While scenarios such as the one I described may have sparked certain emotions and difficult conversations, I continued to advocate for equal access for the benefit of my community, for the benefit of those who do not yet have the resources to speak out. Every victory is not just a victory for me, but for my community. With that philosophy in mind, I interned with both IBM’s Accessibility team and the National Council on Independent Living, navigated the streets of both Boston and Washington DC, advocated for legislation on Capitol Hill, and traveled to multiple leadership seminars and conventions for disability rights from Florida to Las Vegas, and so on. All the risks that I took, all the mentors, mentees, and friends that I met, carried me to this point in my life.

 

Do not get me wrong, I still make mistakes. There are times when I wish I would have spoken up. For example, just last night, someone silently walked past me while their dog tried to lunge towards my guide dog. I wish I would have told him to speak up when he is passing, and not distract a working dog. There are times when I do not measure the depth of a curb correctly and end up scraping up a knee. There are even times when I keep talking before realizing that the person I am with has walked away. I think most of us have been there. Being blind is not glamorous, nor should it be. What is the fun in doing everything perfectly? How then, would we learn how to take the road less traveled?

 

If you would have asked 10-year-old me, a small-town girl from Connecticut, what accessibility looked like, I would not have had an answer.
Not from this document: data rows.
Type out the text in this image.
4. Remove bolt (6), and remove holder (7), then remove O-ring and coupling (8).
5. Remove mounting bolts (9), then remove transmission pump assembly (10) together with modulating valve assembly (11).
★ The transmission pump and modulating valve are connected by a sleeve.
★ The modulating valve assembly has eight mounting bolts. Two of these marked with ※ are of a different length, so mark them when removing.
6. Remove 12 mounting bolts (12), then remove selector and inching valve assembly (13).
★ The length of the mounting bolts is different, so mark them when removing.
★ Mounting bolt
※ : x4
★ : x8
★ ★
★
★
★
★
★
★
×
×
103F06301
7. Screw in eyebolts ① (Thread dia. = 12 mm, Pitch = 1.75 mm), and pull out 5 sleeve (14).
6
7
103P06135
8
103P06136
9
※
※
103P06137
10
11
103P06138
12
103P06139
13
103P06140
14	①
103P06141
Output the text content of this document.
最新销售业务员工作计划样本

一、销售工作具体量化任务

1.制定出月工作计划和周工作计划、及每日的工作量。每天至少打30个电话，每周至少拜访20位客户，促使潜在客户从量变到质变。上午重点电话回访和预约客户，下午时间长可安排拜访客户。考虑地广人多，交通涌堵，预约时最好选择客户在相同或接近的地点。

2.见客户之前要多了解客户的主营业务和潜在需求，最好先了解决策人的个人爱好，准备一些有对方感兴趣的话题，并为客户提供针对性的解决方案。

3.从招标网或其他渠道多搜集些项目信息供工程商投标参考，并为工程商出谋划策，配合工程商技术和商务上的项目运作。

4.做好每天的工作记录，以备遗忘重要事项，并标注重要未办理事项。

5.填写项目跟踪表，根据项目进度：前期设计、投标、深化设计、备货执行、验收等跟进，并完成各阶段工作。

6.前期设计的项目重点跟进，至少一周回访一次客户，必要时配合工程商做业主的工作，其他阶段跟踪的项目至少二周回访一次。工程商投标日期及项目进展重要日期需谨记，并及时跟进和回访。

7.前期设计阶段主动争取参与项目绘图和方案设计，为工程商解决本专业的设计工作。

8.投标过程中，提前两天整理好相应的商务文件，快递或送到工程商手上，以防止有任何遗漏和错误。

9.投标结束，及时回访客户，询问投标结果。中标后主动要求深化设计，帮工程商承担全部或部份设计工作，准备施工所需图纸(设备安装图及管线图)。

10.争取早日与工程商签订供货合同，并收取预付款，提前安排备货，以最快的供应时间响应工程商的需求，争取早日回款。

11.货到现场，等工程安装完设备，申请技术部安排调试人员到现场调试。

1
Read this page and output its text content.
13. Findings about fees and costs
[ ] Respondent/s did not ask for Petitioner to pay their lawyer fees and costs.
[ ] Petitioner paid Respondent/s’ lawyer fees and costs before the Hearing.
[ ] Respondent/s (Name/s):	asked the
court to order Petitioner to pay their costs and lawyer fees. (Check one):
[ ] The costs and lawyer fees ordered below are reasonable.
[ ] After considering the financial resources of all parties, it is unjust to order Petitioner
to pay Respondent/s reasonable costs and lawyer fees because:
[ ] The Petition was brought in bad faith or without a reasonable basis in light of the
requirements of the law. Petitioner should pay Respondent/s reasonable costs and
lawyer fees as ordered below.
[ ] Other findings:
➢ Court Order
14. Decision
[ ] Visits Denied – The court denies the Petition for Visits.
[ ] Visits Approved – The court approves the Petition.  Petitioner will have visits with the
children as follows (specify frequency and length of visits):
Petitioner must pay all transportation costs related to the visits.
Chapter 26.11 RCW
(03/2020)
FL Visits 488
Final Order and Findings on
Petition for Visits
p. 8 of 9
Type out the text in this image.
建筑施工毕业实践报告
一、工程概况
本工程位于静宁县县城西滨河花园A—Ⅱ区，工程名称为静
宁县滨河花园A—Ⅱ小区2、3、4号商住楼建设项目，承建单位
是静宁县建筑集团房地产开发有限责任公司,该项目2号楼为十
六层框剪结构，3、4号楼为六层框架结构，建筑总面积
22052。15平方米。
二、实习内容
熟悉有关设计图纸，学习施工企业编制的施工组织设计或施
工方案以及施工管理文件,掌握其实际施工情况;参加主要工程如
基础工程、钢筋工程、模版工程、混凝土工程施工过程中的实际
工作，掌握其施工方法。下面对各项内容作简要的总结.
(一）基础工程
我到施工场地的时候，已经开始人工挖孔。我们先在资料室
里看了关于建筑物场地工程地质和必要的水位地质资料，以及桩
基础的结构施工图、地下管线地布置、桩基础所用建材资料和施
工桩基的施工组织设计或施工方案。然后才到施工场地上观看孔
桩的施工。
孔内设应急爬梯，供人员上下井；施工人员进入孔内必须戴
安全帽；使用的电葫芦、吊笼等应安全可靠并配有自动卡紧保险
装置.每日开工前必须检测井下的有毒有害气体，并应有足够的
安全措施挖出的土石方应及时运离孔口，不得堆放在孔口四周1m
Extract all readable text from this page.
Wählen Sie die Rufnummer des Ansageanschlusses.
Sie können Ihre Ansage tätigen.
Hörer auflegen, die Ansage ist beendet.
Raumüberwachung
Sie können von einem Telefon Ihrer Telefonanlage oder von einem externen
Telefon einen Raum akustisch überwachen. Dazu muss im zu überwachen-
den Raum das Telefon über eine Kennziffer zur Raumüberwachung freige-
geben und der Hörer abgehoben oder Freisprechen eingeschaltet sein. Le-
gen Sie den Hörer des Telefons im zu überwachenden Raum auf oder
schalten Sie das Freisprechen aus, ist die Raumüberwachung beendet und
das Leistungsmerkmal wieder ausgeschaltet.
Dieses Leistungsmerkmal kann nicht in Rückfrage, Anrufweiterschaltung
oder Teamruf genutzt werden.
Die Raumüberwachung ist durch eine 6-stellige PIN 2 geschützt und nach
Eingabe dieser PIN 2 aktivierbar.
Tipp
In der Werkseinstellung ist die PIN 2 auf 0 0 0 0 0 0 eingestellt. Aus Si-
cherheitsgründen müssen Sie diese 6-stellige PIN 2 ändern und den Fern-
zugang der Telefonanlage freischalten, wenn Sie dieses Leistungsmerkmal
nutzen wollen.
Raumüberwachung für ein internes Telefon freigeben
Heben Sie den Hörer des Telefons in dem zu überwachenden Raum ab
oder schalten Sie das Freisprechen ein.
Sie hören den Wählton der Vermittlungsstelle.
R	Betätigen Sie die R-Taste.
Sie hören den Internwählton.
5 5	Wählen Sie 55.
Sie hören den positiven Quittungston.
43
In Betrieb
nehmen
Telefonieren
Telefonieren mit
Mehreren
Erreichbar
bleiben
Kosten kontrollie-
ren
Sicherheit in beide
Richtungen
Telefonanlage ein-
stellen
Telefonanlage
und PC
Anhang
Now, over a decade later, I am still gathering those answers, but I know for certain that the roots of accessibility lie in community growth, compassion, and perseverance.

 

I am thrilled and honored to serve as the Director of Outreach and Engagement for PCB and represent my fellow peers. I continue to emphasize the importance of individuality, meeting every single person where they are, and helping them move forward in whatever ways suit them best. I continue to build and form new relationships with community partners, such as university disability offices, PAB agencies, centers for independent living, and even local equestrian centers and adaptive sports organizations, in order to spread awareness of PCB and strengthen collaborations for common goals. I continue to brainstorm outreach projects, in which we can educate our communities about topics such as best practices for interacting with blind patients in healthcare settings, public behavior towards service dogs, and accessible voting. As we explore the future, I want to make sure that all our peers’ voices are heard, that we touch on all the issues that are important to you. I want to make sure that even if we cannot meet in person, we can continue to find innovative ways to connect virtually. I believe that community outreach and engagement is the key to sharing our resources, passion and compassion, and combined skill sets. Alone, we are a force to be reckoned with, but together, we are unstoppable. One person can build a bridge with time, but a group can build that bridge faster, and lay the foundation for other bridges along the way. Life is a series of bridges, rivers, mountains, valleys, and other landmarks that have not yet been mapped out, but the world seems a lot less vast when we can traverse that distance together. I am excited for the journey.